ポーランドはヨーロッパのなかでもカトリック教徒が多い国だ。ヨーロッパの主要12カ国における16~29歳の若者を対象した調査では、ポーランド国民の82%が自分はカトリック教徒だと回答し、17%が無宗教だと回答している(※2)。パツェヴィチさんによると、それでも年々、ポーランドのカトリック教徒は減少しているが、その理由のひとつに、カトリック教会が“体制側に立った”権威的な存在へと変化していることがあるという。

「過去を振り返ると、教会が反政府だったときには人々は教会を信頼し、教会が政府に寄り添うになったときには、人々は教会から離れていくような気がします。現代では、自分自身をカトリック教徒と呼び、神を信じている人のなかでも、教会を“体制的な組織”として見る人が増えたと思う。

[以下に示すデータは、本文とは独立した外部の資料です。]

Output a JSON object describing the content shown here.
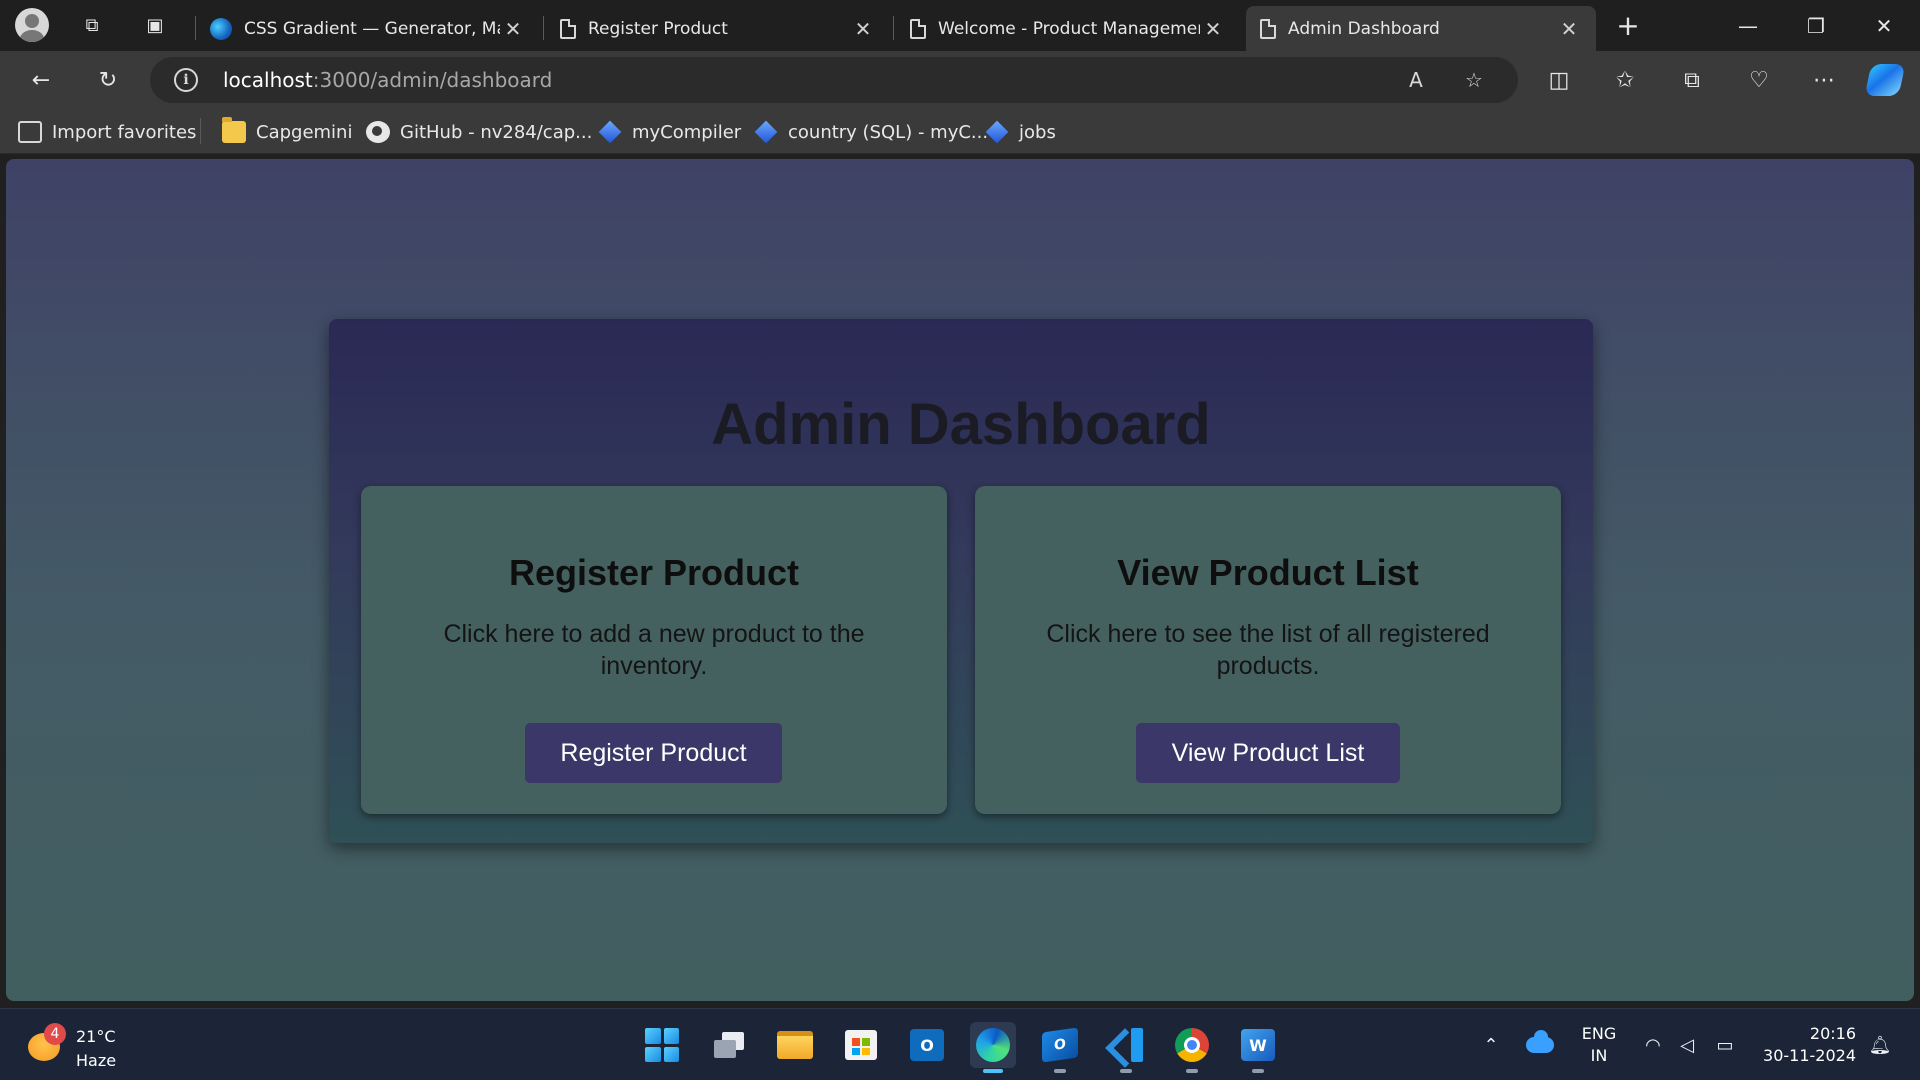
{
  "browser": {
    "tabs": [
      {
        "title": "CSS Gradient — Generator, Mak",
        "icon": "edge-icon",
        "active": false
      },
      {
        "title": "Register Product",
        "icon": "page-icon",
        "active": false
      },
      {
        "title": "Welcome - Product Managemen",
        "icon": "page-icon",
        "active": false
      },
      {
        "title": "Admin Dashboard",
        "icon": "page-icon",
        "active": true
      }
    ],
    "new_tab_symbol": "+",
    "close_symbol": "✕",
    "address": {
      "host": "localhost",
      "path": ":3000/admin/dashboard"
    },
    "favorites": [
      {
        "label": "Import favorites",
        "icon": "import-icon"
      },
      {
        "label": "Capgemini",
        "icon": "folder-icon"
      },
      {
        "label": "GitHub - nv284/cap...",
        "icon": "github-icon"
      },
      {
        "label": "myCompiler",
        "icon": "mycompiler-icon"
      },
      {
        "label": "country (SQL) - myC...",
        "icon": "mycompiler-icon"
      },
      {
        "label": "jobs",
        "icon": "mycompiler-icon"
      }
    ]
  },
  "page": {
    "title": "Admin Dashboard",
    "cards": [
      {
        "heading": "Register Product",
        "description": "Click here to add a new product to the inventory.",
        "button": "Register Product"
      },
      {
        "heading": "View Product List",
        "description": "Click here to see the list of all registered products.",
        "button": "View Product List"
      }
    ],
    "colors": {
      "background_top": "#3f4266",
      "background_bottom": "#425f60",
      "card_bg": "#44615f",
      "button_bg": "#3b3768"
    }
  },
  "taskbar": {
    "weather": {
      "temp": "21°C",
      "desc": "Haze",
      "badge": "4"
    },
    "apps": [
      "windows-start",
      "task-view",
      "file-explorer",
      "microsoft-store",
      "outlook",
      "edge",
      "new-outlook",
      "vscode",
      "chrome",
      "word"
    ],
    "language": {
      "line1": "ENG",
      "line2": "IN"
    },
    "clock": {
      "time": "20:16",
      "date": "30-11-2024"
    }
  }
}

例えば、私は自分のことを“無神論者のカトリック”だと思っています。ポーランド文化にはカトリックが根づいていて、行事や伝統からは逃れられない。というわけで、私自身もカトリックの伝統行事には参加しますが、イエス・キリストや聖書は信じていません。映画に登場する村人たちはもっと保守的ですが、私と似たような心境をもっているのです」

『聖なる聖職者』より

パツェヴィチさんが語るには、ポーランドのカトリック教会は強大な権力をもち、教会が犯す犯罪はあまりニュースに取り上げられないそうだ。例えば近年、世界各地で起きているカトリック聖職者による児童性的虐待事件も、ポーランドではやっとここ数年で報じられるようになったばかりだという。